Ainda durante a tarde, partidos identificados com a direita e com o centro, como PSDB, MDB, Republicanos, Cidadania e Novo, repudiaram o flerte com a ditadura.
O PSL, partido que abriga a família Bolsonaro, divulgou nota onde "repudia integralmente" a manifestação. A deputada Joice Hasselmann (PSL-SP) — próxima ao presidente da sigla, Luciano Bivar — afirmou que a democracia "vive grave risco".
Já a deputada Alê Silva (PSL-MG) defendeu o colega, dizendo que o AI-5 foi instituído quando "vivíamos à mercê de uma esquerda terrorista" e que, se "esse estado de guerra voltasse, talvez realmente não teríamos outra alternativa".
A oposição se movimenta para pedir a cassação do mandato de Eduardo e apresentar uma queixa-crime ao Supremo Tribunal Federal (STF).
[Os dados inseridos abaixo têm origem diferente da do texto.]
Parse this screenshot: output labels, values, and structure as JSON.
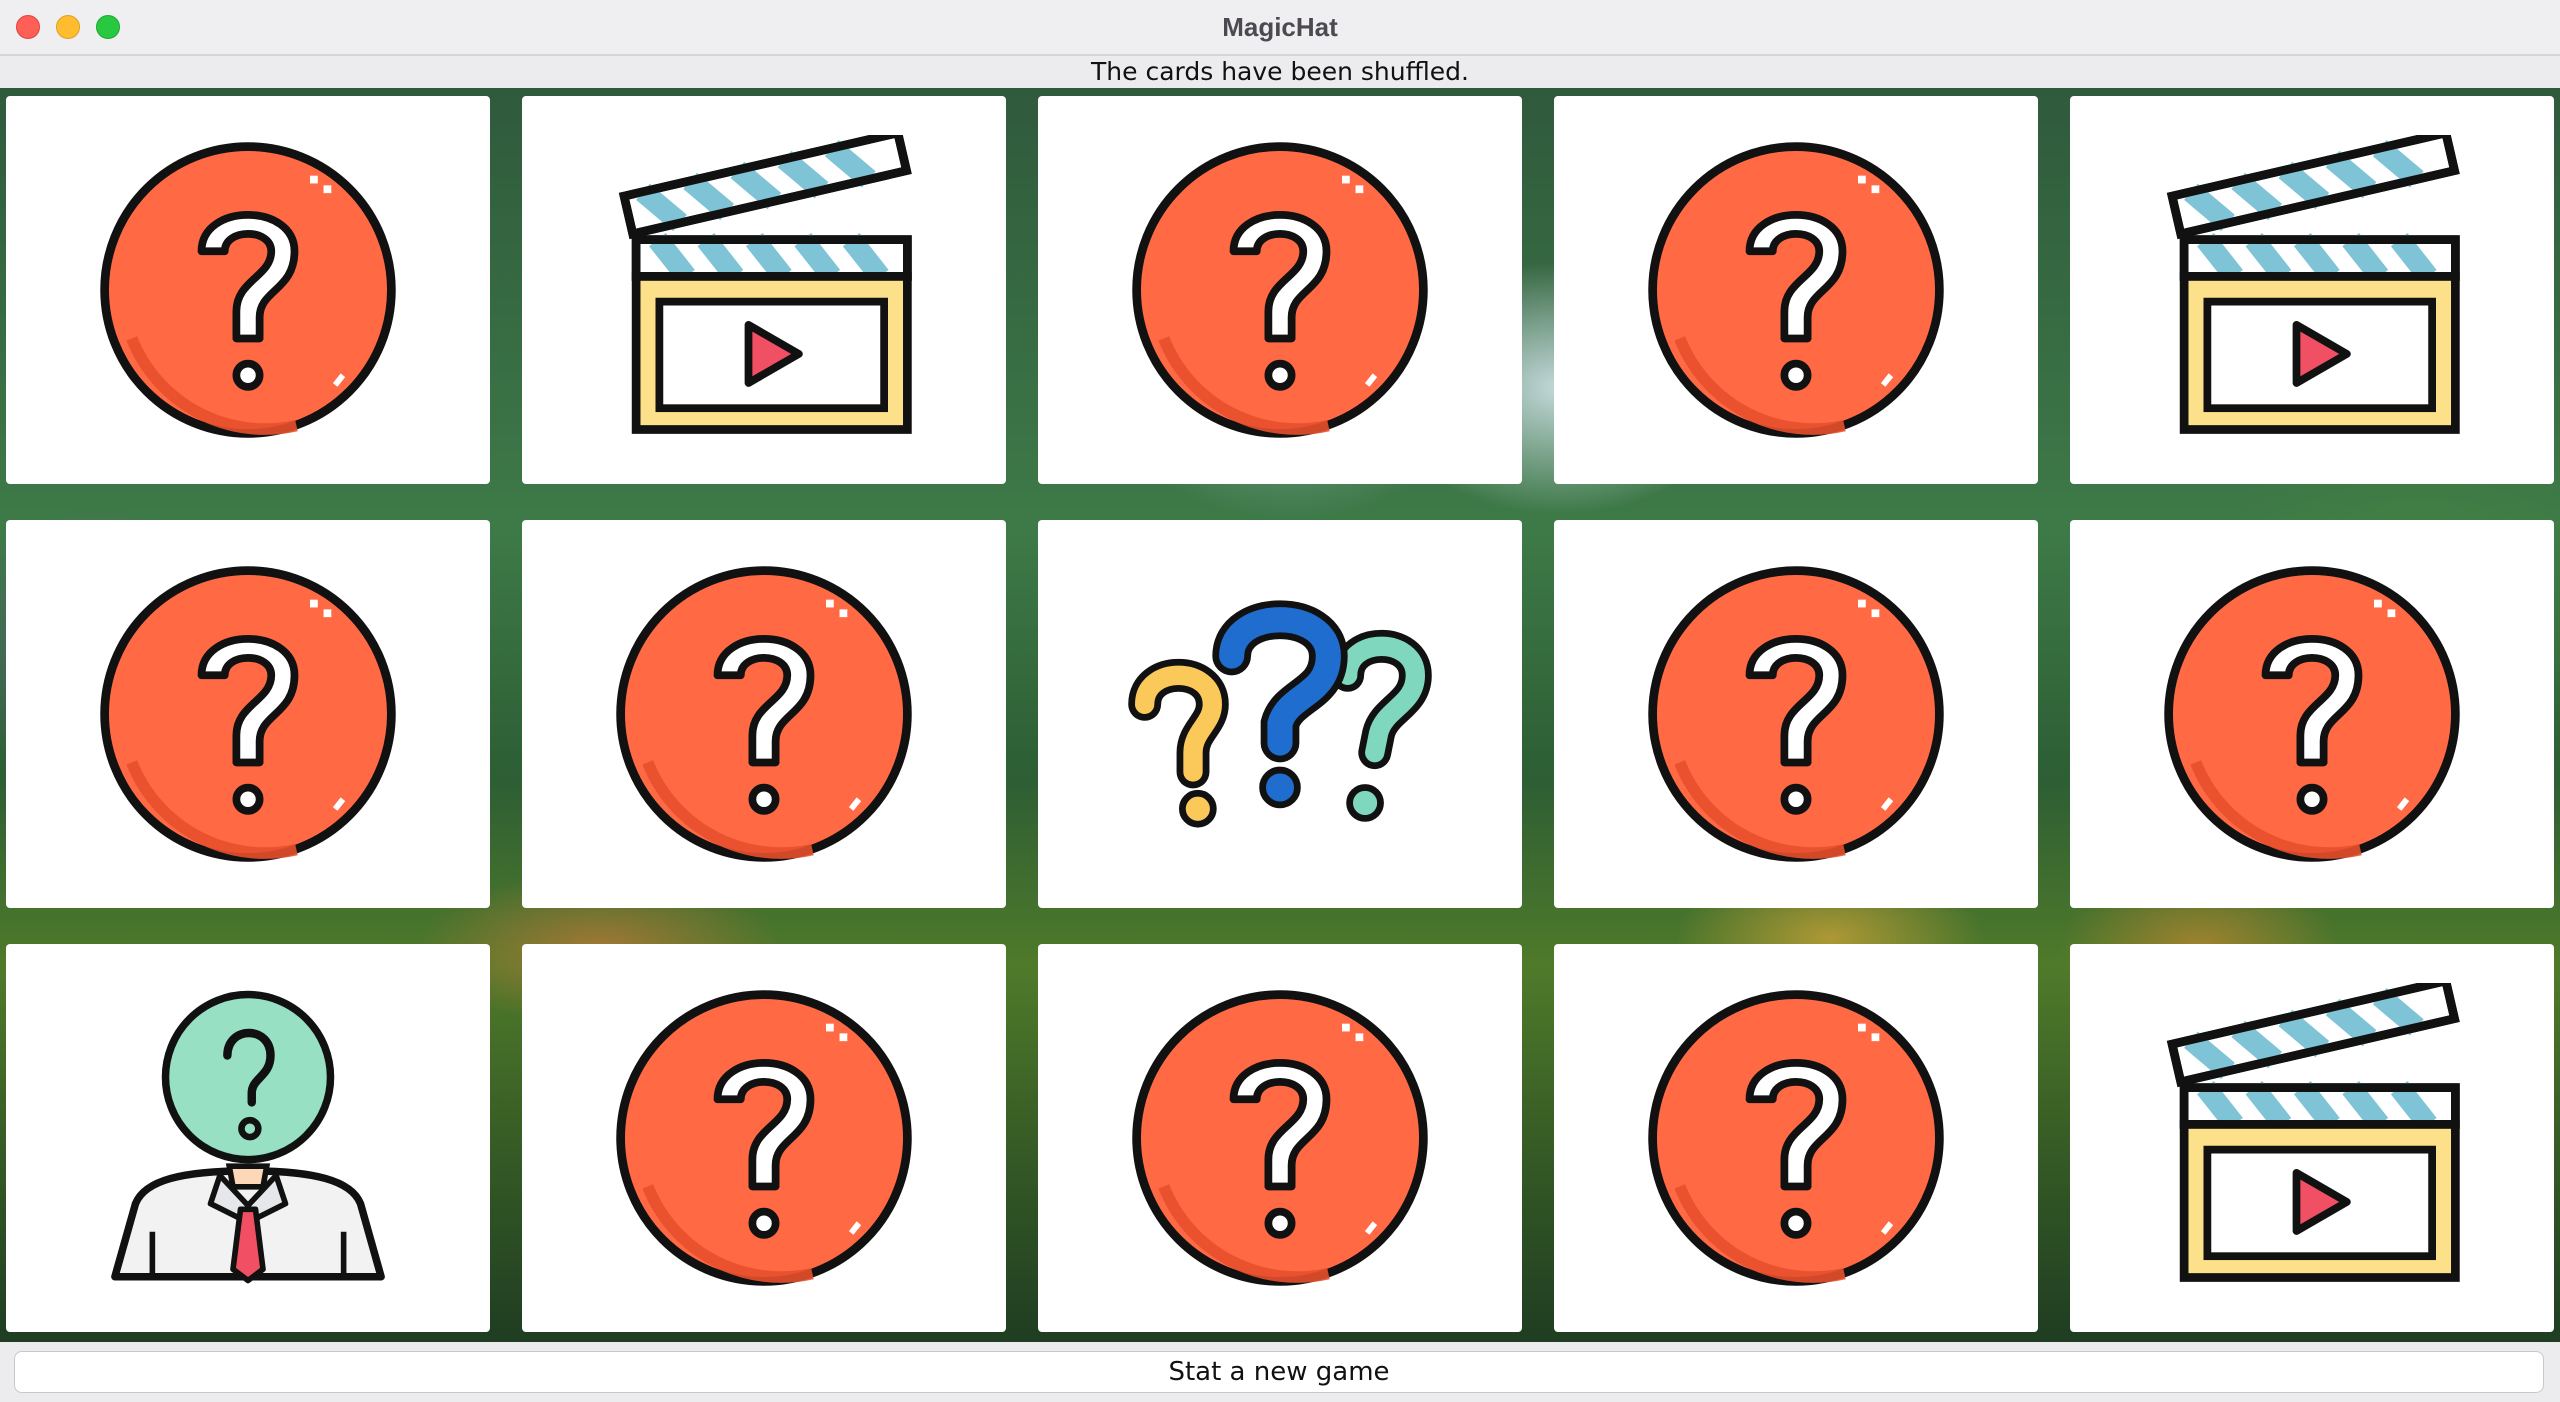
{
  "window": {
    "title": "MagicHat"
  },
  "status": {
    "message": "The cards have been shuffled."
  },
  "board": {
    "rows": 3,
    "columns": 5,
    "cards": [
      {
        "row": 1,
        "col": 1,
        "icon": "question-circle-icon"
      },
      {
        "row": 1,
        "col": 2,
        "icon": "clapperboard-icon"
      },
      {
        "row": 1,
        "col": 3,
        "icon": "question-circle-icon"
      },
      {
        "row": 1,
        "col": 4,
        "icon": "question-circle-icon"
      },
      {
        "row": 1,
        "col": 5,
        "icon": "clapperboard-icon"
      },
      {
        "row": 2,
        "col": 1,
        "icon": "question-circle-icon"
      },
      {
        "row": 2,
        "col": 2,
        "icon": "question-circle-icon"
      },
      {
        "row": 2,
        "col": 3,
        "icon": "question-marks-icon"
      },
      {
        "row": 2,
        "col": 4,
        "icon": "question-circle-icon"
      },
      {
        "row": 2,
        "col": 5,
        "icon": "question-circle-icon"
      },
      {
        "row": 3,
        "col": 1,
        "icon": "unknown-person-icon"
      },
      {
        "row": 3,
        "col": 2,
        "icon": "question-circle-icon"
      },
      {
        "row": 3,
        "col": 3,
        "icon": "question-circle-icon"
      },
      {
        "row": 3,
        "col": 4,
        "icon": "question-circle-icon"
      },
      {
        "row": 3,
        "col": 5,
        "icon": "clapperboard-icon"
      }
    ]
  },
  "controls": {
    "new_game_label": "Stat a new game"
  },
  "colors": {
    "question_circle": "#ff6a45",
    "clapper_stripe": "#7ec4d6",
    "clapper_body": "#fde08a",
    "play": "#f14f63",
    "person_head": "#98e0c4",
    "qm_yellow": "#fbc95a",
    "qm_blue": "#1f6ecf",
    "qm_teal": "#7fd7bd"
  }
}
Na tribuna da Câmara, o líder do grupo, Alessandro Molon (PSB-RJ), afirmou que irá protocolar uma representação no Conselho de Ética da Casa por quebra de decoro parlamentar na próxima semana.
— Ele abusa das prerrogativas que tem. Usa a imunidade que tem para ameaçar a democracia e invocar atos autoritários que o Brasil não quer se recordar (...) Não aceitaremos mais que, aqui nesta Casa, se faça apologia da tortura, do assassinato ou da quebra da democracia — pontuou.
Guardião da Constituição, o STF não emitiu posicionamento oficial até o início da noite desta quinta. Ainda assim, o ministro Marco Aurélio Mello disse que a declaração de Eduardo indica que "a toada não é democrática-republicana. Os ventos, pouco a pouco, estão levando embora os ares democráticos".
Presidente da Ordem dos Advogados do Brasil (OAB), Felipe Santa Cruz, salientou que a fala é "um flerte inaceitável com exemplos fascistas e com um passado de arbítrio, censura à imprensa, tortura e falta de liberdade".
Apesar das críticas, Eduardo voltou a defender a ditadura militar. No entanto, no final da tarde, pediu "desculpas a quem, por ventura, tenha entendido que eu estou estudando o retorno do AI-5".